# Smoking Venison Backstrap



## MossyMO

Last weekend I was thinking about brining a backstrap for about 3 days and then smoking it in hickory. My wife didn't think it sounded like a good idea and she didn't think it would taste very good. I think it would taste kind of like a very tender hickory smoked ham.
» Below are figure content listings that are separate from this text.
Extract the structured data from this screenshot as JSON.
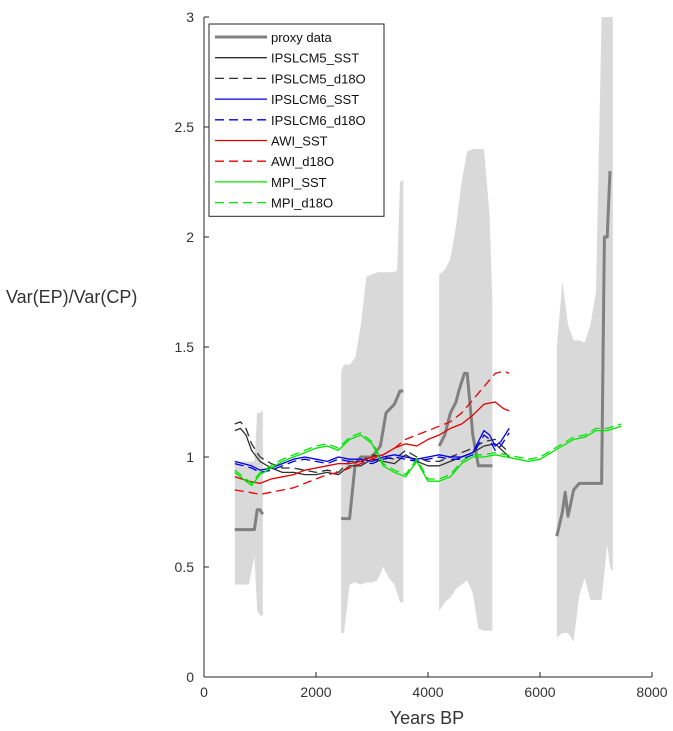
{
  "chart_data": {
    "type": "line",
    "xlabel": "Years BP",
    "ylabel": "Var(EP)/Var(CP)",
    "xlim": [
      0,
      8000
    ],
    "ylim": [
      0,
      3
    ],
    "xticks": [
      0,
      2000,
      4000,
      6000,
      8000
    ],
    "yticks": [
      0,
      0.5,
      1,
      1.5,
      2,
      2.5,
      3
    ],
    "xtick_labels": [
      "0",
      "2000",
      "4000",
      "6000",
      "8000"
    ],
    "ytick_labels": [
      "0",
      "0.5",
      "1",
      "1.5",
      "2",
      "2.5",
      "3"
    ],
    "grid": false,
    "legend_position": "top-left",
    "proxy_bands": [
      {
        "x": [
          550,
          600,
          700,
          800,
          900,
          950,
          1000,
          1050,
          1050,
          1000,
          950,
          900,
          800,
          700,
          600,
          550
        ],
        "y": [
          0.42,
          0.42,
          0.42,
          0.42,
          0.55,
          0.3,
          0.28,
          0.28,
          1.21,
          1.2,
          1.2,
          0.98,
          0.98,
          0.98,
          0.98,
          0.98
        ]
      },
      {
        "x": [
          2450,
          2500,
          2600,
          2700,
          2800,
          2900,
          3000,
          3100,
          3200,
          3300,
          3400,
          3500,
          3560,
          3560,
          3500,
          3450,
          3400,
          3300,
          3200,
          3100,
          3000,
          2900,
          2800,
          2700,
          2600,
          2500,
          2450
        ],
        "y": [
          0.2,
          0.2,
          0.42,
          0.43,
          0.42,
          0.43,
          0.43,
          0.44,
          0.5,
          0.45,
          0.42,
          0.34,
          0.34,
          2.26,
          2.25,
          1.85,
          1.84,
          1.84,
          1.84,
          1.84,
          1.83,
          1.82,
          1.6,
          1.45,
          1.42,
          1.42,
          1.39
        ]
      },
      {
        "x": [
          4200,
          4300,
          4400,
          4500,
          4600,
          4700,
          4800,
          4900,
          5000,
          5100,
          5150,
          5150,
          5100,
          5000,
          4900,
          4800,
          4700,
          4600,
          4500,
          4400,
          4300,
          4200
        ],
        "y": [
          0.3,
          0.34,
          0.36,
          0.4,
          0.42,
          0.44,
          0.38,
          0.22,
          0.21,
          0.21,
          0.21,
          1.7,
          2.1,
          2.4,
          2.4,
          2.4,
          2.39,
          2.25,
          2.05,
          1.9,
          1.85,
          1.83
        ]
      },
      {
        "x": [
          6300,
          6400,
          6500,
          6600,
          6700,
          6800,
          6900,
          7000,
          7100,
          7200,
          7250,
          7300,
          7300,
          7250,
          7200,
          7100,
          7000,
          6900,
          6800,
          6700,
          6600,
          6500,
          6400,
          6300
        ],
        "y": [
          0.18,
          0.2,
          0.2,
          0.16,
          0.37,
          0.45,
          0.35,
          0.35,
          0.35,
          0.6,
          0.5,
          0.48,
          3.0,
          3.0,
          3.0,
          3.0,
          1.75,
          1.6,
          1.52,
          1.53,
          1.53,
          1.6,
          1.8,
          1.5
        ]
      }
    ],
    "series": [
      {
        "name": "proxy data",
        "color": "#808080",
        "style": "solid",
        "weight": "thick",
        "segments": [
          {
            "x": [
              550,
              900,
              950,
              1000,
              1050
            ],
            "y": [
              0.67,
              0.67,
              0.76,
              0.76,
              0.74
            ]
          },
          {
            "x": [
              2450,
              2600,
              2700,
              2800,
              3000,
              3150,
              3250,
              3400,
              3500,
              3560
            ],
            "y": [
              0.72,
              0.72,
              0.97,
              1.0,
              1.0,
              1.05,
              1.2,
              1.24,
              1.3,
              1.3
            ]
          },
          {
            "x": [
              4200,
              4300,
              4400,
              4500,
              4550,
              4650,
              4700,
              4800,
              4900,
              5000,
              5150
            ],
            "y": [
              1.05,
              1.1,
              1.2,
              1.25,
              1.3,
              1.38,
              1.38,
              1.1,
              0.96,
              0.96,
              0.96
            ]
          },
          {
            "x": [
              6300,
              6400,
              6450,
              6500,
              6600,
              6700,
              7000,
              7100,
              7150,
              7200,
              7250
            ],
            "y": [
              0.64,
              0.75,
              0.84,
              0.73,
              0.85,
              0.88,
              0.88,
              0.88,
              2.0,
              2.0,
              2.3
            ]
          }
        ]
      },
      {
        "name": "IPSLCM5_SST",
        "color": "#303030",
        "style": "solid",
        "x": [
          550,
          650,
          750,
          850,
          1000,
          1200,
          1400,
          1600,
          1800,
          2000,
          2200,
          2400,
          2600,
          2800,
          3000,
          3200,
          3400,
          3600,
          3800,
          4000,
          4200,
          4400,
          4600,
          4800,
          5000,
          5200,
          5450
        ],
        "y": [
          1.12,
          1.13,
          1.1,
          1.03,
          0.98,
          0.95,
          0.93,
          0.93,
          0.92,
          0.92,
          0.93,
          0.92,
          0.96,
          0.96,
          0.99,
          0.98,
          0.97,
          1.01,
          0.98,
          0.96,
          0.96,
          0.98,
          1.0,
          1.02,
          1.05,
          1.06,
          1.0
        ]
      },
      {
        "name": "IPSLCM5_d18O",
        "color": "#303030",
        "style": "dashed",
        "x": [
          550,
          650,
          750,
          850,
          1000,
          1200,
          1400,
          1600,
          1800,
          2000,
          2200,
          2400,
          2600,
          2800,
          3000,
          3200,
          3400,
          3600,
          3800,
          4000,
          4200,
          4400,
          4600,
          4800,
          5000,
          5200,
          5450
        ],
        "y": [
          1.15,
          1.16,
          1.13,
          1.06,
          1.0,
          0.97,
          0.95,
          0.95,
          0.94,
          0.93,
          0.94,
          0.93,
          0.98,
          0.98,
          1.01,
          1.0,
          0.99,
          1.03,
          1.0,
          0.98,
          0.98,
          1.0,
          1.02,
          1.04,
          1.07,
          1.08,
          1.02
        ]
      },
      {
        "name": "IPSLCM6_SST",
        "color": "#0000e6",
        "style": "solid",
        "x": [
          550,
          700,
          850,
          1000,
          1200,
          1400,
          1600,
          1800,
          2000,
          2200,
          2400,
          2600,
          2800,
          3000,
          3200,
          3400,
          3600,
          3800,
          4000,
          4200,
          4400,
          4600,
          4800,
          5000,
          5100,
          5200,
          5300,
          5450
        ],
        "y": [
          0.98,
          0.97,
          0.96,
          0.94,
          0.95,
          0.97,
          0.99,
          1.0,
          0.99,
          0.98,
          1.0,
          0.99,
          0.99,
          0.98,
          1.0,
          1.01,
          1.0,
          0.99,
          1.0,
          1.01,
          1.0,
          1.0,
          1.02,
          1.12,
          1.1,
          1.05,
          1.07,
          1.13
        ]
      },
      {
        "name": "IPSLCM6_d18O",
        "color": "#0000e6",
        "style": "dashed",
        "x": [
          550,
          700,
          850,
          1000,
          1200,
          1400,
          1600,
          1800,
          2000,
          2200,
          2400,
          2600,
          2800,
          3000,
          3200,
          3400,
          3600,
          3800,
          4000,
          4200,
          4400,
          4600,
          4800,
          5000,
          5100,
          5200,
          5300,
          5450
        ],
        "y": [
          0.97,
          0.96,
          0.95,
          0.93,
          0.94,
          0.96,
          0.98,
          0.99,
          0.98,
          0.97,
          0.99,
          0.98,
          0.98,
          0.97,
          0.99,
          1.0,
          0.99,
          0.98,
          0.99,
          1.0,
          0.99,
          0.99,
          1.01,
          1.1,
          1.08,
          1.03,
          1.05,
          1.11
        ]
      },
      {
        "name": "AWI_SST",
        "color": "#e60000",
        "style": "solid",
        "x": [
          550,
          800,
          1000,
          1200,
          1400,
          1600,
          1800,
          2000,
          2200,
          2400,
          2600,
          2800,
          3000,
          3200,
          3400,
          3600,
          3800,
          4000,
          4200,
          4400,
          4600,
          4800,
          5000,
          5200,
          5350,
          5450
        ],
        "y": [
          0.91,
          0.89,
          0.88,
          0.9,
          0.91,
          0.92,
          0.94,
          0.95,
          0.96,
          0.97,
          0.97,
          0.98,
          1.0,
          1.01,
          1.04,
          1.06,
          1.05,
          1.08,
          1.1,
          1.13,
          1.15,
          1.19,
          1.24,
          1.25,
          1.22,
          1.21
        ]
      },
      {
        "name": "AWI_d18O",
        "color": "#e60000",
        "style": "dashed",
        "x": [
          550,
          800,
          1000,
          1200,
          1400,
          1600,
          1800,
          2000,
          2200,
          2400,
          2600,
          2800,
          3000,
          3200,
          3400,
          3600,
          3800,
          4000,
          4200,
          4400,
          4600,
          4800,
          5000,
          5200,
          5350,
          5450
        ],
        "y": [
          0.85,
          0.84,
          0.83,
          0.84,
          0.85,
          0.86,
          0.88,
          0.9,
          0.92,
          0.93,
          0.95,
          0.97,
          0.99,
          1.01,
          1.04,
          1.08,
          1.1,
          1.12,
          1.14,
          1.16,
          1.2,
          1.26,
          1.32,
          1.38,
          1.39,
          1.38
        ]
      },
      {
        "name": "MPI_SST",
        "color": "#00e600",
        "style": "solid",
        "x": [
          550,
          700,
          850,
          1000,
          1200,
          1400,
          1600,
          1800,
          2000,
          2200,
          2400,
          2600,
          2800,
          3000,
          3200,
          3400,
          3600,
          3800,
          4000,
          4200,
          4400,
          4600,
          4800,
          5000,
          5200,
          5400,
          5600,
          5800,
          6000,
          6200,
          6400,
          6600,
          6800,
          7000,
          7200,
          7450
        ],
        "y": [
          0.93,
          0.9,
          0.87,
          0.92,
          0.95,
          0.98,
          1.0,
          1.02,
          1.04,
          1.05,
          1.03,
          1.08,
          1.1,
          1.06,
          0.96,
          0.93,
          0.91,
          0.98,
          0.89,
          0.89,
          0.91,
          0.97,
          1.0,
          1.0,
          1.01,
          1.0,
          0.99,
          0.98,
          0.99,
          1.02,
          1.05,
          1.08,
          1.09,
          1.12,
          1.12,
          1.14
        ]
      },
      {
        "name": "MPI_d18O",
        "color": "#00e600",
        "style": "dashed",
        "x": [
          550,
          700,
          850,
          1000,
          1200,
          1400,
          1600,
          1800,
          2000,
          2200,
          2400,
          2600,
          2800,
          3000,
          3200,
          3400,
          3600,
          3800,
          4000,
          4200,
          4400,
          4600,
          4800,
          5000,
          5200,
          5400,
          5600,
          5800,
          6000,
          6200,
          6400,
          6600,
          6800,
          7000,
          7200,
          7450
        ],
        "y": [
          0.94,
          0.91,
          0.88,
          0.93,
          0.96,
          0.99,
          1.01,
          1.03,
          1.05,
          1.06,
          1.04,
          1.09,
          1.11,
          1.07,
          0.97,
          0.94,
          0.92,
          0.99,
          0.9,
          0.9,
          0.92,
          0.98,
          1.01,
          1.01,
          1.02,
          1.01,
          1.0,
          0.99,
          1.0,
          1.03,
          1.06,
          1.09,
          1.1,
          1.13,
          1.13,
          1.15
        ]
      }
    ]
  }
}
Has anyone here ever tried this?


----------



## buckseye

I have and so has most of humanity before us :lol: Awesome sandwich meat.


----------



## Dak

Smoked venison backstrap is "WUNDERBAR".


----------



## woodpecker

xxxxxxxxxxxxxxxxxxxxxxxxxx


----------



## sierra03

The venison tenderloins are never going in the sausage again! wrapped in bacon with a simple dash of worcestr...sauce!! grilled on low for 20 min! I would buy it from a grocery store!


----------



## Dak

Tenderloins in the sausage...oh my. Now you know what you've missing 8)


----------



## KEN W

Backstraps into sausage????? :eyeroll:


----------



## sierra03

This year I saved the backstraps and tenderloins, and already grilled it all up. It is great stuff if you know what to do with it!


----------



## Sasha and Abby

I put two summer ducks on the smoker last week... best birds I have EVER had. I can't believe how well they turned out.


----------



## KEN W

What is a "summer duck?"


----------



## aupeters

Summer ducks... those are the ducks you shoot illegally during the summer. :beer:


----------